Unternehmeredition: Frau Hugendubel, viele Kinder aus Familienunternehmen überlegen lange, ob sie in die Fußstapfen ihrer Eltern treten oder nicht. Wann war für Sie klar, dass Sie das Unternehmen weiterführen möchten? Was bedeutet es heute für Sie, Familienunternehmerin zu sein?
Hugendubel: Ich denke, ein Familienunternehmer spürt eine doppelte Verantwortung im Gegensatz zu einem familienfremden Manager, da er gleichzeitig Gesellschafter und Geschäftsführer ist.
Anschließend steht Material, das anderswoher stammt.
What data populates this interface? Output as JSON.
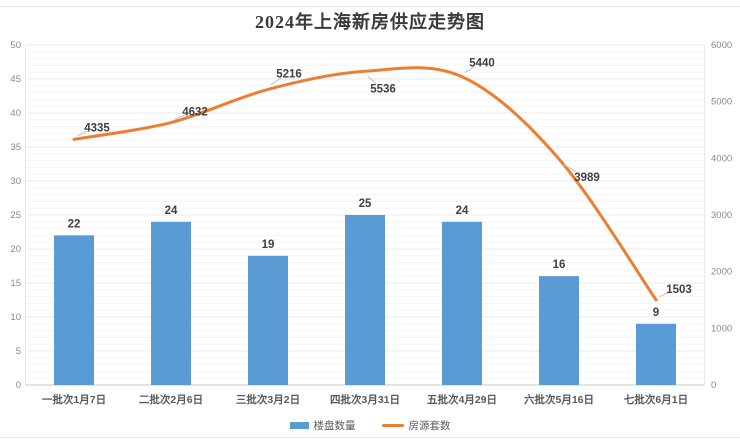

Berührungspunkte zum Unternehmen gab es immer schon, weil wir mit unserem Vater zu Hause über seine Arbeit gesprochen haben, aber er hat nie Druck auf uns ausgeübt. Für mich war lange Zeit nicht klar, ob ich ins Unternehmen einsteigen will, und ich bin zunächst meinen eigenen beruflichen Weg gegangen. Erst als ich bereits im Arbeitsleben – außerhalb der Firma Hugendubel – stand, hatte mich mein Vater gefragt, ob ich es mir vorstellen könnte. Ich habe darüber nachgedacht und mich letztendlich dafür entschieden, aber immer in dem Bewusstsein, es mir zunächst einmal möglichst objektiv anzusehen und dann eine Entscheidung zu treffen. Im Nachhinein war es die beste Entscheidung meines Lebens. Aber ich wusste es vorher nicht. Ich habe es ausprobiert, und es war dann absolut richtig.
Unternehmeredition: Vor dem Einstieg in das Unternehmen arbeiteten Sie insgesamt sechs Jahre bei Time Warner in New York und für die Verlagsgruppe Holtzbrinck. Wie wichtig war es für Sie, außerhalb des eigenen Familienunternehmens berufliche Erfahrungen zu sammeln? Was waren die wichtigsten Meilensteine in Ihrem Nachfolgeprozess?
Hugendubel: Ich hatte zwar vorher in der Verlagsbranche gearbeitet, aber nicht im Hinblick auf einen möglichen späteren Einstieg ins Familienunternehmen, sondern rein aus persönlichem Interesse. Für mich waren diese externen Erfahrungen sehr wichtig. Man tritt so mit einem ganz anderen Selbstbewusstsein ins Familienunternehmen ein. Für die Mitarbeiter ist es wichtig zu sehen, dass jemand aufgrund seiner Erfahrung und Qualifikation die Nachfolge antritt und nicht nur deswegen, weil man Sohn oder Tochter ist. Ich startete 2001 bei Hugendubel als Marketingleiterin. Mein Bruder Maximilian, Jurist und Unternehmensberater, stieß ein Jahr später dazu im kaufmännischen Bereich. 2003 kamen wir zusammen in die mittlerweile fünfköpfige Geschäftsführung. Dann wurde mein Vater krank und war immer weniger präsent, bis er 2005 gestorben ist.
Unternehmeredition: Sie führen die Buchhandlung seit dem Tod Ihres Vaters im Jahr 2005 gemeinsam mit Ihrem Bruder Maximilian und zusammen mit drei familienfremden Managern. Sie sind zuständig für Marketing, Öffentlichkeitsarbeit, Direktvertrieb und New Media, er für Finanzen und Expansion. Birgt diese Familienpräsenz im Management eher Chancen oder Risiken?
Hugendubel: Das hat alles Vor- und Nachteile. Bei uns bewegen sich alle Geschäftsführer auf Augenhöhe und sind gleichgestellt. In seltenen Fällen müssen mein Bruder und ich aus der Sicht als Gesellschafter eine Entscheidung treffen, aber in der Regel finden wir immer zu gemeinsamen Lösungen. Wir sind alle sehr diskussionsfreudig. Die Zusammenarbeit mit meinem Bruder läuft gut, wir können gut das Private vom Beruflichen trennen – im Unternehmen sprechen wir auf der Sachebene miteinander, eher wie Geschäftsführer und weniger wie Geschwister.